Many of Trump’s potential presidential primary rivals also came to his defence and slammed the New York prosecutor.
“The weaponization of the legal system to advance a political agenda turns the rule of law on its head,” Florida Governor Ron DeSantis, who is expected to announce a presidential bid, said in a social media post. “It is un-American.”
Republican House Speaker Kevin McCarthy also accused Bragg of weaponising the “sacred system of justice” against the former president, while GOP Congressman Clay Higgins said in a tweet: “Bragg is a political pawn in a game he’s too stupid to comprehend. He’s a peon, a fat zero.”
Friday’s letter also offered Bragg a chance to defend the indictment, which has not been made public.

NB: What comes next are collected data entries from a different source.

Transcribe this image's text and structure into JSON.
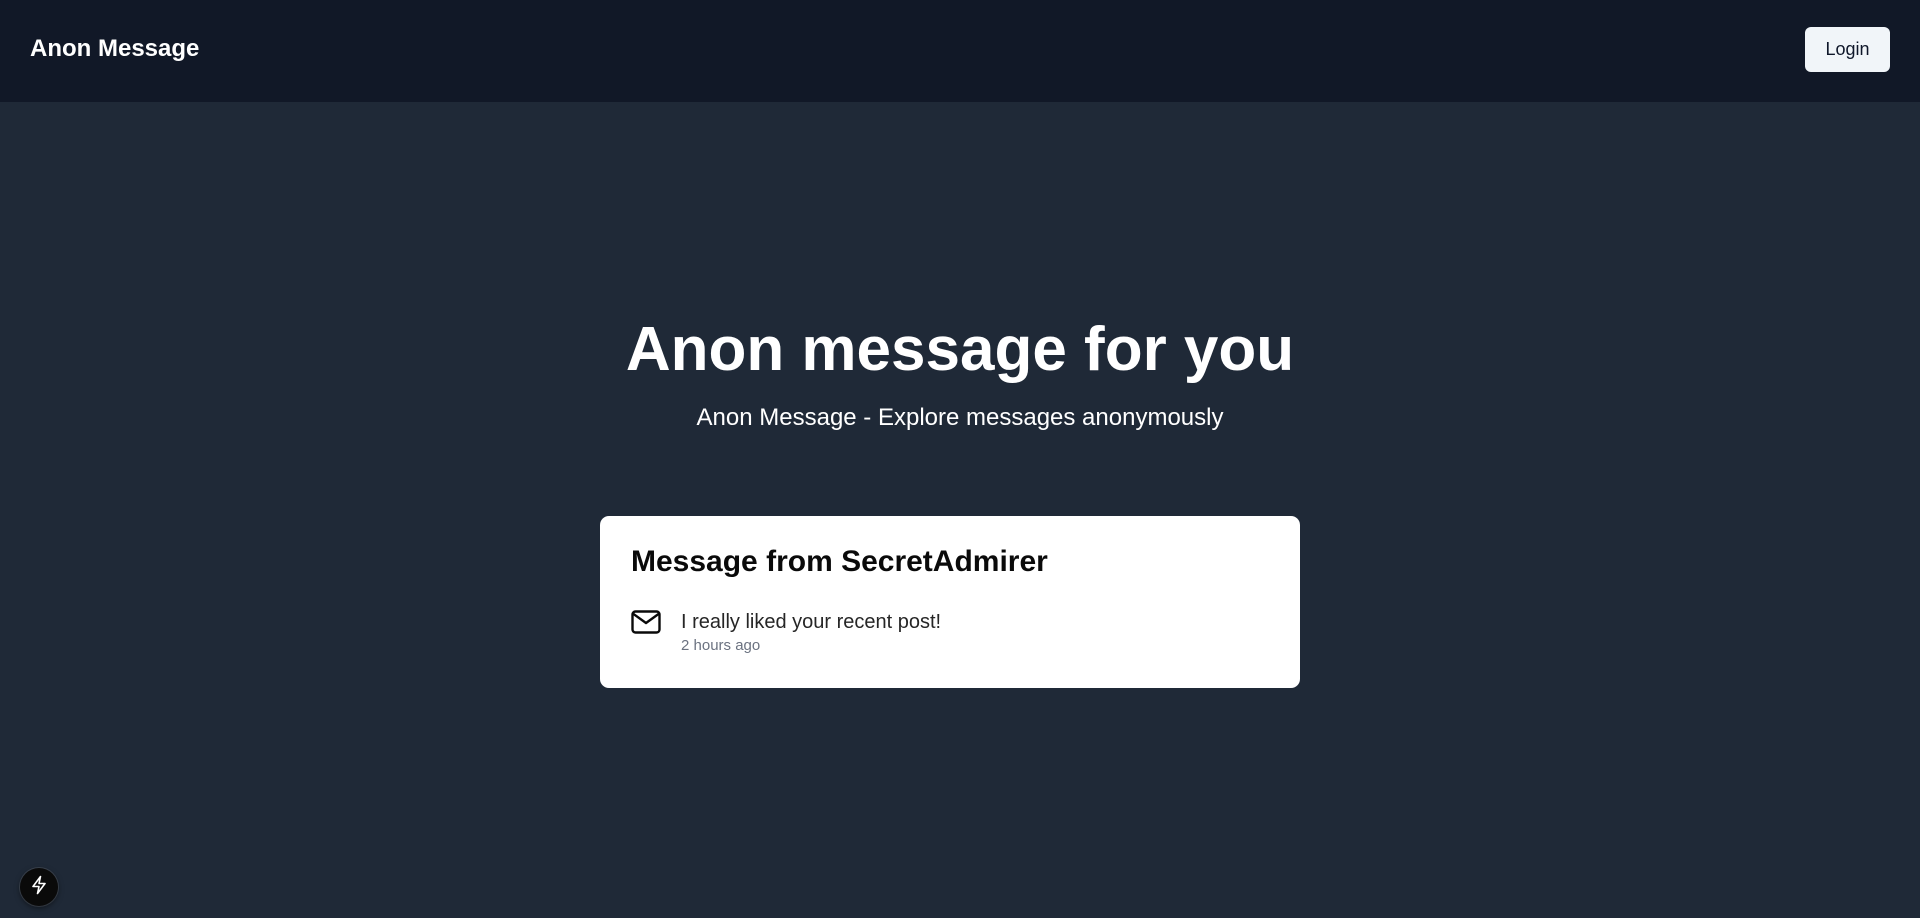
{
  "navbar": {
    "brand": "Anon Message",
    "login_label": "Login"
  },
  "hero": {
    "title": "Anon message for you",
    "subtitle": "Anon Message - Explore messages anonymously"
  },
  "message_card": {
    "title": "Message from SecretAdmirer",
    "icon": "mail-icon",
    "text": "I really liked your recent post!",
    "time": "2 hours ago"
  },
  "dev_indicator": {
    "icon": "lightning-icon"
  },
  "colors": {
    "navbar_bg": "#111827",
    "page_bg": "#1f2937",
    "card_bg": "#ffffff",
    "button_bg": "#f1f5f9"
  }
}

“The charges filed yesterday were brought by citizens of New York, doing their civic duty as members of a grand jury, who found probable cause to accuse Mr Trump of having committed crimes in New York,” it said.
Grand juries, which approve indictments, consist of randomly selected citizens.
Bragg’s office also rebuked the Republican House panel chairs for failing to denounce Trump’s attacks on the justice system, noting that the former president warned last week of potential “death and destruction” if he is charged.
“Instead, you and many of your colleagues have chosen to collaborate with Mr Trump’s efforts to vilify and denigrate the integrity of elected state prosecutors and trial judges and made unfounded allegations that the Office’s investigation, conducted via an independent grand jury of average citizens serving New York State, is politically motivated,” the letter said.
Trump is expected to be arraigned next week, when he will be processed into the criminal justice system and appear in court to be formally presented with the charges.
US law does not bar people facing criminal charges from running for president, so Trump is likely to push forward with his 2024 campaign.